Fortunately for the monster, every now and then it enjoys a snack. At last week's American Astronomical Society meeting in Seattle, Michael Muno (Caltech) and his colleagues reported that Sagittarius A* gobbled a chunk of matter about 60 years ago. The event unleashed a pulse of X-rays that radiated outward from the core, illuminating nearby gas clouds. Using NASA's Chandra X-ray Observatory, Muno's group detected X-rays reflecting off two gas clouds several dozen light-years from the black hole. The illumination changed in shape and intensity over a three-year period as the X-rays traveled through the clouds. Such outwardly propagating patterns of light are known as light echoes.
Based on the amount of reflected X-rays, Sagittarius A*'s X-ray brightness increased by about 100,000 during the flare. Armed with theoretical models of how efficiently black holes convert infalling matter to X-rays, Muno estimates that a chunk of material about the mass of Mercury fell into the black hole over the course of one or two years. "This dramatic event happened before we had satellites in space that could detect it," says Muno.
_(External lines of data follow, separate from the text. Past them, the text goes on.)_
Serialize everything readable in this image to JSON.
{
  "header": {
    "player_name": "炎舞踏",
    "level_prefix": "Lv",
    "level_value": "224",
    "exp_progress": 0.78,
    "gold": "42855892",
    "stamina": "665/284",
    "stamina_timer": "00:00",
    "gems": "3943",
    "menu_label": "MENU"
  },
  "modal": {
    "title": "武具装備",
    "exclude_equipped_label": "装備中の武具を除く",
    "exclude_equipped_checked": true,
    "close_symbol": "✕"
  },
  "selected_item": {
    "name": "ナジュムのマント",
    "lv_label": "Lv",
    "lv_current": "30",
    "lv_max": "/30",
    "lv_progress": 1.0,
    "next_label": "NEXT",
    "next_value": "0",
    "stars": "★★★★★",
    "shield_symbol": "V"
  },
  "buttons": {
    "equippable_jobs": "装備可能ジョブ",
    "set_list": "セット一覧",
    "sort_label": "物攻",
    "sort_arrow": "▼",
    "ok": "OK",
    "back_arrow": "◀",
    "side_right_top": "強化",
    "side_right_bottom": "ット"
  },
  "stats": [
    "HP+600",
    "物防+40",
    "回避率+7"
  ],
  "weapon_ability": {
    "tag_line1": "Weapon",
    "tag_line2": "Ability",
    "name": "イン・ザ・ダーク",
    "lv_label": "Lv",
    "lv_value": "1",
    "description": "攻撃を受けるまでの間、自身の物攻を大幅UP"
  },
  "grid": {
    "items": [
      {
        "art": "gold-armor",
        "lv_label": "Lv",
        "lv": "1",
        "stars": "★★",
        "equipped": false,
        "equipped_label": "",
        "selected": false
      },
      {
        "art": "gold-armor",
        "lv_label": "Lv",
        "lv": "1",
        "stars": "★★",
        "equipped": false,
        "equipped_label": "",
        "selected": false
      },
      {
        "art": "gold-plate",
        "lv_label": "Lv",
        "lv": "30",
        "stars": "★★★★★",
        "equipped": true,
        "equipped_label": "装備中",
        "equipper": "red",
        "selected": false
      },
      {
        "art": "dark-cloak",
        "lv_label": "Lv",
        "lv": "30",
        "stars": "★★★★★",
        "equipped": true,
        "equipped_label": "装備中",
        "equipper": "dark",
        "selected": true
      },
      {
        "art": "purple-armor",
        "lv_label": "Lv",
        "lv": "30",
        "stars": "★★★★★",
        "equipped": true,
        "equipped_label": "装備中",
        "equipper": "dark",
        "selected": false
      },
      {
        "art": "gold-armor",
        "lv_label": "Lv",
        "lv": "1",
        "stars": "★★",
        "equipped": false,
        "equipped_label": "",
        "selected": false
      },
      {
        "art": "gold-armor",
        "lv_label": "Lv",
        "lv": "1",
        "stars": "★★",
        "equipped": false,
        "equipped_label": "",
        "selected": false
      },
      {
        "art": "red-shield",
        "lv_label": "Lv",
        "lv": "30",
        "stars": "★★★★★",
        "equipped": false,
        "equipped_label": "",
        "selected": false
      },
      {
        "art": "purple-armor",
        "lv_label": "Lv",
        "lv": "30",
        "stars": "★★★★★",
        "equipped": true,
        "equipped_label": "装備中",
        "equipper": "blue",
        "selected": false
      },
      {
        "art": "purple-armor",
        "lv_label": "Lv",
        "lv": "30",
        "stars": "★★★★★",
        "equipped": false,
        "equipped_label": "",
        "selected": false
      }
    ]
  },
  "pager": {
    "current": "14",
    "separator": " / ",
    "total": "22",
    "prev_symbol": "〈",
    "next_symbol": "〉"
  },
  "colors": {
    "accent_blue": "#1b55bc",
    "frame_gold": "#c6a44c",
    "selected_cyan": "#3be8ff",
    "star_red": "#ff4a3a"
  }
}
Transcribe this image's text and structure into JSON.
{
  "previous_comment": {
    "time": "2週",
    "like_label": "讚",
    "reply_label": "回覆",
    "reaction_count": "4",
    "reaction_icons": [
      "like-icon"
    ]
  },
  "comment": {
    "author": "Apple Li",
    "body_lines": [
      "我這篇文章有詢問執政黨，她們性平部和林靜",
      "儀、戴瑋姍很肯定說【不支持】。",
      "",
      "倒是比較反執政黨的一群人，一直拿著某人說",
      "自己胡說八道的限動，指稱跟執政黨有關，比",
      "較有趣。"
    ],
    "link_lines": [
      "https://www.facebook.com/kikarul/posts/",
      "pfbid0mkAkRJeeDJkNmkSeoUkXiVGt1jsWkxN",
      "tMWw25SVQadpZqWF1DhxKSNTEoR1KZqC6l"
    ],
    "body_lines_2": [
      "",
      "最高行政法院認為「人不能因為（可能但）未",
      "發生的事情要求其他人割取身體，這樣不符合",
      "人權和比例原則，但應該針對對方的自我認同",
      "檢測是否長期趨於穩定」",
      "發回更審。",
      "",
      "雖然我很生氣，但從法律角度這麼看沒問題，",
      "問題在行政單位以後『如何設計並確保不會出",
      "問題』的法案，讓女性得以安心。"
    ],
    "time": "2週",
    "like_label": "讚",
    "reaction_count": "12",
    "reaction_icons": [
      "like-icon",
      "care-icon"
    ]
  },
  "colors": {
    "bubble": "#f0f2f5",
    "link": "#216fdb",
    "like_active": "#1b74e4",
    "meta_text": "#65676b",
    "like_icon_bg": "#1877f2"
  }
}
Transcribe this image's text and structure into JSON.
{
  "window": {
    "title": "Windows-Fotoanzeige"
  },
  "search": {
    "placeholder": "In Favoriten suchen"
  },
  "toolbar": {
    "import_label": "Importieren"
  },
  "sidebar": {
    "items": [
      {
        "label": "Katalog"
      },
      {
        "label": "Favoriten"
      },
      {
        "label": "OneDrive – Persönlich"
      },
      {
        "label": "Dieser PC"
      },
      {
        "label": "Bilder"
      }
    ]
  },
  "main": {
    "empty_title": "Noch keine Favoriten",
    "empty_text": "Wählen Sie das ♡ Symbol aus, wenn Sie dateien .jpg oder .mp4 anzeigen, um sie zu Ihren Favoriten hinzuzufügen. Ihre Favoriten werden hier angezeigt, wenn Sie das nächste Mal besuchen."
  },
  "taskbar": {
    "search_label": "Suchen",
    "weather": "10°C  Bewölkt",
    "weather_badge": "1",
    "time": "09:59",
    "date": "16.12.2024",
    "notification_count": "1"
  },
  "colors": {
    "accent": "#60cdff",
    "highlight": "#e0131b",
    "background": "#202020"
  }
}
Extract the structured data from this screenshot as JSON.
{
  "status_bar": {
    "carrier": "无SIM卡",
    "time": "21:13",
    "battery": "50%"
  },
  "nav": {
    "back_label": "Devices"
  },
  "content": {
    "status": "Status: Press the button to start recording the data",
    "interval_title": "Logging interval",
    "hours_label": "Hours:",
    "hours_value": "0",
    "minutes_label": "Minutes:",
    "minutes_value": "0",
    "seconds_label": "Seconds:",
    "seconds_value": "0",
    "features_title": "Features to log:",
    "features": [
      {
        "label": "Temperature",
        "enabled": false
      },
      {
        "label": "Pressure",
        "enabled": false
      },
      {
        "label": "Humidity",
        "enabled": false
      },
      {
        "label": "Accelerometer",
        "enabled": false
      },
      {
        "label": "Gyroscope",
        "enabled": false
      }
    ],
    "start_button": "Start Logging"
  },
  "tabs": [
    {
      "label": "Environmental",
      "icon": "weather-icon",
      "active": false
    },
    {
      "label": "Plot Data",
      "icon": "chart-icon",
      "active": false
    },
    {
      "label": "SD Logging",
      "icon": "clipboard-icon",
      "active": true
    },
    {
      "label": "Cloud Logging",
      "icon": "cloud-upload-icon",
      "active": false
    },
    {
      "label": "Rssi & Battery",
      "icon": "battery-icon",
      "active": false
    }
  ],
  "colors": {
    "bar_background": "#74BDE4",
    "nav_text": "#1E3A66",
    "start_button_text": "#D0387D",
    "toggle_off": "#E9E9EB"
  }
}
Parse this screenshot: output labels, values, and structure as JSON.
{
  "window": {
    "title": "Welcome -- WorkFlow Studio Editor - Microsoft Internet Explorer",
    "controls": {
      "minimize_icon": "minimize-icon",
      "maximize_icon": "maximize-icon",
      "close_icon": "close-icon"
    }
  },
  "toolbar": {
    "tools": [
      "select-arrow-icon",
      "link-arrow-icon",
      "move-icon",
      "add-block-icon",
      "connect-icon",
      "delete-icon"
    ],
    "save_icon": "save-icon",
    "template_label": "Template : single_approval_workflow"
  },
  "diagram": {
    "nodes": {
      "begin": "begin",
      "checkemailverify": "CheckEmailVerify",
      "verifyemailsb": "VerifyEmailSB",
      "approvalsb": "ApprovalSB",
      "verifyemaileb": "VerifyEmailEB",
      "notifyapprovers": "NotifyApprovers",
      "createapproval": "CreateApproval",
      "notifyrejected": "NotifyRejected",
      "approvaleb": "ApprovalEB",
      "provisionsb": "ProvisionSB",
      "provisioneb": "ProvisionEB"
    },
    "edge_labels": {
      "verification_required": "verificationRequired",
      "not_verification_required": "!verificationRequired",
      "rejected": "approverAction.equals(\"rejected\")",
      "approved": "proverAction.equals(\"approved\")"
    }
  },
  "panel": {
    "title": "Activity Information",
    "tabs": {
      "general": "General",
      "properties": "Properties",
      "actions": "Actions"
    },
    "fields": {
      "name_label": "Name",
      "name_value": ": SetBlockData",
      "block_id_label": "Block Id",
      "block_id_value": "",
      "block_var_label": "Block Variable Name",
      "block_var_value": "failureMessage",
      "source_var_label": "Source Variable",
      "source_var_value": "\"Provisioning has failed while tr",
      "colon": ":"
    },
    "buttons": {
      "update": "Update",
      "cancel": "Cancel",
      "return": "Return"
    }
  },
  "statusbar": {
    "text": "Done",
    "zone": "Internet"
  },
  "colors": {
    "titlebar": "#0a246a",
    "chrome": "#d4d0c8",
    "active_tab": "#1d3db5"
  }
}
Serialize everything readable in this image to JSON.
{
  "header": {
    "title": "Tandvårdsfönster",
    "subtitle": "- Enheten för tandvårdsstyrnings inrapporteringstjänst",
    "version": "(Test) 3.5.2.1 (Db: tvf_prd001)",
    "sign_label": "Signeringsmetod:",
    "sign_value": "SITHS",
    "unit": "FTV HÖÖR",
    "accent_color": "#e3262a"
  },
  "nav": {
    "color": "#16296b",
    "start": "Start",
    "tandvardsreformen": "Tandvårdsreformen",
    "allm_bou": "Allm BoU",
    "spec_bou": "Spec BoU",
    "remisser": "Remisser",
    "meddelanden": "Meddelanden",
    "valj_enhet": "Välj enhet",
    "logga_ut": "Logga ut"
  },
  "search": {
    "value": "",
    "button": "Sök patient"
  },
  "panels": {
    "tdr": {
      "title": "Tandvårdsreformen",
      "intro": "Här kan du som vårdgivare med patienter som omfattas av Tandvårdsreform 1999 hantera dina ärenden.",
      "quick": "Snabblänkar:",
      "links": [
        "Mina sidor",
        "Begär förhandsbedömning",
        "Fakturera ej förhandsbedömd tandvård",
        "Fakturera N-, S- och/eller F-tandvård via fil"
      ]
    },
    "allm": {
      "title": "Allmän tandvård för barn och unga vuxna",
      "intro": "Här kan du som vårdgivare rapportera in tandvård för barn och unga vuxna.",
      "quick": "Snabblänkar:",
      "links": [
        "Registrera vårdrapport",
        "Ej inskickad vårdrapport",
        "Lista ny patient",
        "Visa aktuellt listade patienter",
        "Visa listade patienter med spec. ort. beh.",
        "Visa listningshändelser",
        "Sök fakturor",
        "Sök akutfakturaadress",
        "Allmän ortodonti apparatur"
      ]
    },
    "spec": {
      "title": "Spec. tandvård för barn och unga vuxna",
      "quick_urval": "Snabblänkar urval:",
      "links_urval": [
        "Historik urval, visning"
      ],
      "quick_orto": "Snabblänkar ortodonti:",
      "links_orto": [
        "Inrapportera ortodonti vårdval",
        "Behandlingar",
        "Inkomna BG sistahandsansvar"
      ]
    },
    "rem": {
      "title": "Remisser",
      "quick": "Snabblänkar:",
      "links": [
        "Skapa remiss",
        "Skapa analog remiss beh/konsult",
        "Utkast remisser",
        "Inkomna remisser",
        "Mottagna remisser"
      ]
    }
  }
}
It remains unclear what triggered this event. One possibility is that a rocky body the size of Mercury had the misfortune of roaming into the black hole's gravitational clutches, where it was tidally shredded and its pieces gradually fell into the abyss. Alternatively, the disk of material thought to swirl around Sagittarius A* might have become unstable, sending a stream of material into the black hole.
Whatever the cause, this wasn't the monster's first snack. Muno notes that other patches of bright X-ray emission have been detected much farther from the black hole, suggesting that Sagittarius A* occasionally enjoys a feeding frenzy. "We think the same processes have been happening farther and farther back in time, possibly with greater amplitudes," says Muno.